There was a time when I used to often visit a small market called Baird Road Market in New Delhi. This was near Gole Market, and I would park my car there and drop in at Kaleva’s for all kinds of wonderful snacks and sweets. And I remember that I used to be quite impressed by the bustling market there — where you could buy anything from nails to hosiery. Amidst all those shops, I could see a few small food stalls that always smelled good. I was particularly struck by one shop which was called Gopal’s Mashhoor Chholey Bhaturey. There was always a big crowd there, which convinced me that the chholey and bhaturey were indeed mashhoor, or famous.
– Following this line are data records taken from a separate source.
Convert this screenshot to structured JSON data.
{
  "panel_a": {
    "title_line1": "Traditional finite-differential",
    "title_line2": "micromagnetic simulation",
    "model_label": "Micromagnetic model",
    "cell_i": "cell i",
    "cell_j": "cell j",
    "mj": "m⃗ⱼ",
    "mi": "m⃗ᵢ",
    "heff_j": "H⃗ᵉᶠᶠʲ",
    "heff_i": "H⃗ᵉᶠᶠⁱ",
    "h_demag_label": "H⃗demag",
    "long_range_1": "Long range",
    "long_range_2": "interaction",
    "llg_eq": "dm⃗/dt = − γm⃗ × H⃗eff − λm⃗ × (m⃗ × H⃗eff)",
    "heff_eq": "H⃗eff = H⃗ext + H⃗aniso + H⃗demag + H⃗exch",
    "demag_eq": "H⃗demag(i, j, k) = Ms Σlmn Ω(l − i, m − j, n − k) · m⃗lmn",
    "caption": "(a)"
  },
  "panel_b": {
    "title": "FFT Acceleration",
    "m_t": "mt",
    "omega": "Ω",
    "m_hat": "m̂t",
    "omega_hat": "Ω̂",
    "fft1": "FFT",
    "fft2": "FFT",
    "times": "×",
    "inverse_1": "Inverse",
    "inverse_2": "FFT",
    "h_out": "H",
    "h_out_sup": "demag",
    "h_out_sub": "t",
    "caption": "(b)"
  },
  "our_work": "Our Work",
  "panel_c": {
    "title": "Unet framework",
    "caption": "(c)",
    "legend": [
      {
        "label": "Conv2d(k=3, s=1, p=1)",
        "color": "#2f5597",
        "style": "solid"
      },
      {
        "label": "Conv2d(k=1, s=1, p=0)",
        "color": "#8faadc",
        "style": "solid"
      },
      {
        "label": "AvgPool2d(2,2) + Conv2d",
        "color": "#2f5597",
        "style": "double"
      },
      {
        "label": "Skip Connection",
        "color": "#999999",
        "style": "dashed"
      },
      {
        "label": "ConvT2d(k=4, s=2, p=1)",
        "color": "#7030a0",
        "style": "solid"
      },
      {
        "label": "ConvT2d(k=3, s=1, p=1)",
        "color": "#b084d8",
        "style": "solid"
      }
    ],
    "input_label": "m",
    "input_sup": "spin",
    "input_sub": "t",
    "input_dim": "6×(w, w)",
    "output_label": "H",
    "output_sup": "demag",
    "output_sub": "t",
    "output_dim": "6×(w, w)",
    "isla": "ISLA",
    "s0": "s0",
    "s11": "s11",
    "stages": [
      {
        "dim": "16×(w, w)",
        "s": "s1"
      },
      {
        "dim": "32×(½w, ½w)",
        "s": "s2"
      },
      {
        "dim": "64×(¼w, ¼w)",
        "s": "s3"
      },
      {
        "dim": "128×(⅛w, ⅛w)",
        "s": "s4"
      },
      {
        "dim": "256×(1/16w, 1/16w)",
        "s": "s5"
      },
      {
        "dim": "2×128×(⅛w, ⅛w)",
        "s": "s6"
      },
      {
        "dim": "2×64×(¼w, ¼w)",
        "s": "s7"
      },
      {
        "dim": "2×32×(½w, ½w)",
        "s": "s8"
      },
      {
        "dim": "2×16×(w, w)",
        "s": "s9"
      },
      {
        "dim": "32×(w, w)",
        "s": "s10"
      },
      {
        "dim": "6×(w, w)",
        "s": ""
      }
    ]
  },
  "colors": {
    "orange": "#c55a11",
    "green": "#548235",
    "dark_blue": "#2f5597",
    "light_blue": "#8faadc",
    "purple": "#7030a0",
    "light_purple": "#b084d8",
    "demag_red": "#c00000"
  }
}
Then, a few days ago, a friend went there, and came back with packets of Gopal’s food. Like me, she had been intrigued by the aroma and the crowds there, and thought the chholey bhaturey had to be tried out. We unpacked the food and had a wonderful meal of chholey bhaturey. And I kicked myself for wasting so many years. I should have stopped by one day on my way to Kaleva and tried out his ware.

But before I go any further, let me give you directions to Gopal’s shack. You’ll find it on the road that links Bhai Vir Singh Marg to Bangla Sahib Marg, near Bhagat Singh Market.

What makes his chholey bhaturey so different from the other kinds that you get all over Delhi is the quality of both the chholey and the bhaturey. For one, the chholey is not cooked with the big pulses that most chholey bhaturey wallahs have to offer. Gopal doesn’t believe in the concept that big is beautiful; clearly, for him, small makes more sense. Indeed, the small chholey (like the ones Chacha sells in Kamala Nagar) are tastier. Then he doesn’t overwhelm the chholey with either oil or masalas. It’s lightly cooked and has a pleasant aftertaste of small chholey.

The bhatureys are soft and stuffed with paneer, which is why they were greatly appetizing even though we were not eating them hot off the kadhai. The chholey and bhaturey come with slices of onions and a tasty rai ki chutney.

Each plate is for Rs. 30, and one plate is enough for a moderate eater. The helpings are generous, and what’s nice about Gopal’s chholey bhaturey is that they don’t leave you with a heavy and burpy feeling. I have eaten chholey bhaturey in some places where I always feel they should serve antacids along with their chutneys and onions.

This place is good, and I am going to make amends after all these years. The next time I am in the neighbourhood, I will go past Kaleva, and towards Gopal’s eatery. Well, maybe I will make a quick stop at Kaleva, too, for it’s been years since I’ve eaten their mango kulfis. Old habits, after all, die hard.